20 Jun Everyone is Wasting Money on Simplistic Ground Truth
As machine learning (ML) algorithms grow up, the first most common ones utilize an array of strings (String) as input, so it is logical by extension that the state of the art tagging companies and software support tagging images using a flat array of tags (e.g. “Car”, “Bike”, “Person”, “Tree”). Startups such as Scale.ai ($18M Series B), LabelBox.com ($10M round A) and even large cloud providers such as Amazon’s Sagemaker are all setting the current low bar of image annotation. These companies have yet to encounter more complex operational requirements and as such are building on top of research and not reality. Today’s labels might be acceptable to the general consumer needing help with their family photos, or basic object detection to avoid collisions, but they do not cover the majority of real-world data in health care, government, Fortune 5000 and sports.

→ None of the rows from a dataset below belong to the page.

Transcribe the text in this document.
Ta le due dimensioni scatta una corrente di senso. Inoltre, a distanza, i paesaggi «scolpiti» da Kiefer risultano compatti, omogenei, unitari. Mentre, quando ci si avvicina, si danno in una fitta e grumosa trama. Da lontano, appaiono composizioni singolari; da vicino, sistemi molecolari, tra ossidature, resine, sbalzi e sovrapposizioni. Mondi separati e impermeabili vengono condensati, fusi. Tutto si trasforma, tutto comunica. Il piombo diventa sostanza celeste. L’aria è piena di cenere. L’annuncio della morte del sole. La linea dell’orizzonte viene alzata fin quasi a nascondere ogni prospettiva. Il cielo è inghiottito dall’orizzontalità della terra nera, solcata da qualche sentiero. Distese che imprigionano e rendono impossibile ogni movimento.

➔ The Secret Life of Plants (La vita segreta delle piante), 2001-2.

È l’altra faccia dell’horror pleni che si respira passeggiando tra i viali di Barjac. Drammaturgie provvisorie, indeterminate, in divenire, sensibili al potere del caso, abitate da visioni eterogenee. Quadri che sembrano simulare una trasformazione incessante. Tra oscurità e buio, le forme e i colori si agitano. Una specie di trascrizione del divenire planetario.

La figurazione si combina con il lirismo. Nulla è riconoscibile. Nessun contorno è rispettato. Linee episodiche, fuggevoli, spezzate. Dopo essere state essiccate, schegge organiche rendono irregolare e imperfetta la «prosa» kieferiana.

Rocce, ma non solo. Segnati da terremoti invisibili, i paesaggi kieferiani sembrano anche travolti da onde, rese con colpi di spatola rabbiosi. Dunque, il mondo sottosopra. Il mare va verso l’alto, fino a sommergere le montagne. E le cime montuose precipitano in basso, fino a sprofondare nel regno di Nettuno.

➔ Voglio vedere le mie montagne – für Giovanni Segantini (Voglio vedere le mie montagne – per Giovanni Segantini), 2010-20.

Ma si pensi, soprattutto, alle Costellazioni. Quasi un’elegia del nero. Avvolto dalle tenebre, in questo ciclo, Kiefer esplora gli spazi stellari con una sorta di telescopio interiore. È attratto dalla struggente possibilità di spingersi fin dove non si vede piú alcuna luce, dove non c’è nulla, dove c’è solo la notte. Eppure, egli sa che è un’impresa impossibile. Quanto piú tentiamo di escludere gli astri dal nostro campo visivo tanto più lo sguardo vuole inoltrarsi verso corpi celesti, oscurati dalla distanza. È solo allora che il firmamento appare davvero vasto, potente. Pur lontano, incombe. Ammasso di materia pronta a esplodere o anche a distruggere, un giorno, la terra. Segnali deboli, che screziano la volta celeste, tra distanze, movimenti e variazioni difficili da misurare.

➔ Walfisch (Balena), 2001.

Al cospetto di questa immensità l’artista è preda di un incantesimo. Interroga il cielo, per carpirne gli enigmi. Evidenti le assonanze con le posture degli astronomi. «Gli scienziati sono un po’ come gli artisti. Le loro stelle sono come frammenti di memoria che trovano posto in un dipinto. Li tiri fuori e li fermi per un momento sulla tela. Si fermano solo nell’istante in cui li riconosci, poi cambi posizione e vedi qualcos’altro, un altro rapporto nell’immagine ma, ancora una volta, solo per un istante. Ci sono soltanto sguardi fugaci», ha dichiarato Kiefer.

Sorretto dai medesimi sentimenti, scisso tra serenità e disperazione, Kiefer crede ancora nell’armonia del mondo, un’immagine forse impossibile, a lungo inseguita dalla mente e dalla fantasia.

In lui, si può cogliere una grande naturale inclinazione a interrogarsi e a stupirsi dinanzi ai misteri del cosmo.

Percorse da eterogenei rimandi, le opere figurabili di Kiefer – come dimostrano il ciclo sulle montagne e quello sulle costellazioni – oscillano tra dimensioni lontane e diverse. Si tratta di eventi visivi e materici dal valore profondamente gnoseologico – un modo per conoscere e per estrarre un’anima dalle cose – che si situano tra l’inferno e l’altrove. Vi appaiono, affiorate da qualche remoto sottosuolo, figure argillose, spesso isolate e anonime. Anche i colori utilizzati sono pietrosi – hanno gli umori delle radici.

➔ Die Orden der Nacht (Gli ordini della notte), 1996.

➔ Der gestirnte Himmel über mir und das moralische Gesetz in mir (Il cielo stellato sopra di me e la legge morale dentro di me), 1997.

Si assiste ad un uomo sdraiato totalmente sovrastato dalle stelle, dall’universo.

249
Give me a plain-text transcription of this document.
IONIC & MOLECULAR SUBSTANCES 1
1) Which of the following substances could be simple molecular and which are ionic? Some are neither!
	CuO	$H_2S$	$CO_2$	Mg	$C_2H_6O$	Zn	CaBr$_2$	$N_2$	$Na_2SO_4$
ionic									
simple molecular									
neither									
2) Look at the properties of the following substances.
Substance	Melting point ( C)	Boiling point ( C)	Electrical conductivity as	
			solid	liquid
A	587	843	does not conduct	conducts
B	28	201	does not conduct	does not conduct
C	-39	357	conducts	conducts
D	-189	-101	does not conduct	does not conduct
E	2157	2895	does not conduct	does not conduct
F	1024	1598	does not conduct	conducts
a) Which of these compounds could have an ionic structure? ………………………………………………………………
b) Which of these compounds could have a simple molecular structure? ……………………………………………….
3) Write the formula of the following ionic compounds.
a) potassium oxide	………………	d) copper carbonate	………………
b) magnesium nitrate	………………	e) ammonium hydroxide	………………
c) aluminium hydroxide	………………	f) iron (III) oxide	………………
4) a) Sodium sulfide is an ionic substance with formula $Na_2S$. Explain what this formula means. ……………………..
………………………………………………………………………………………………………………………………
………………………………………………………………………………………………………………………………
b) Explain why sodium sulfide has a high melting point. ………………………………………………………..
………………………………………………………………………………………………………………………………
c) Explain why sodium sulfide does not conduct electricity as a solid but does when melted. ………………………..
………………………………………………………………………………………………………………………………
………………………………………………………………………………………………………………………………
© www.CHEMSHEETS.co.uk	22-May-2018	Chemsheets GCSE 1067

The reality is that objects, actions, and activities within images and even more so, within video, are more semantic in their representation. (https://en.wikipedia.org/wiki/Semantics) The next generation ML algorithms will utilize the upper or lower neural network layers for semantic learning, and the GPUs are just now starting to enable cost-effective memory in deep learning methodologies. Much like ML was developed by modeling the human synapse, semantics are used in our brains as a critical layer that help humans identify objects. We first identify a set of likely objects, such as “apple”, “orange”, “peach”, and then use the semantic context, such as “texture is smooth”, “color is orange” to finalize. (Here is fMRI research combined with ML showing this in action: https://www.nature.com/articles/s41598-018-28865-1) Customers working hard at labeling their data today might as well consider it a one-time effort. These tags are inflexible, overly simplistic and unable to adapt to future requirements.
To solve this problem and ‘future proof’ ground truth data, Orions Systems has invented and patented the “Tagonomy”. This is the only known way of generating semantic data from a directed graph. Computer algorithms and humans think taxonomically, while the mechanics of the world work more semantically. A taxonomy is a directed graph (DAG, https://en.wikipedia.org/wiki/Directed_acyclic_graph), but it is not flexible enough to describe complex relationships without repeating tags exponentially. For example, one tag might be “Clothing”, and its child nodes “Top Clothing” and “Bottom Clothing”. Each of these might also have color as well as many other properties. In a taxonomy, the only way to handle this is by repeating all properties for each “Top” and “Bottom”, duplicating colors for every clothing type. Lastly, tagging anything using string values only locks the data into a rigid structure. This introduces a wide array of new challenges, such as management of future tagging changes, sharing of data with others and enabling multi-lingual crowdsourcing. An ontology is a graph with any structure, while a taxonomy is a directed graph and a tagonomy is a directed graph where any node can have one or more taxonomic properties. Additionally, by traversing a tagonomy, each node can execute one or more commands as well as produce semantic data. In short, a tagonomy can generate ontological data, freeing the data from the limited structure and bounds of either being a simple string array or a rigid taxonomy.
Please contact us to learn more and understand how to create valuable, rather than temporary, ground truth. Don’t lock your company into overly simplistic data models which will surely not adapt over time. Tagging content using tagonomies allows “auto flattening” into a string array, allowing for compatibility with today’s machine learning algorithms, however it is not possible to auto convert the other way around. Ground truth generated today with string arrays will quickly become outdated, and any data labeling will have to be repeated using advanced tagonomic techniques. By using Tagonomies, you protect the future usage of your data while also dramatically increasing the amount and type of ground truth created from it.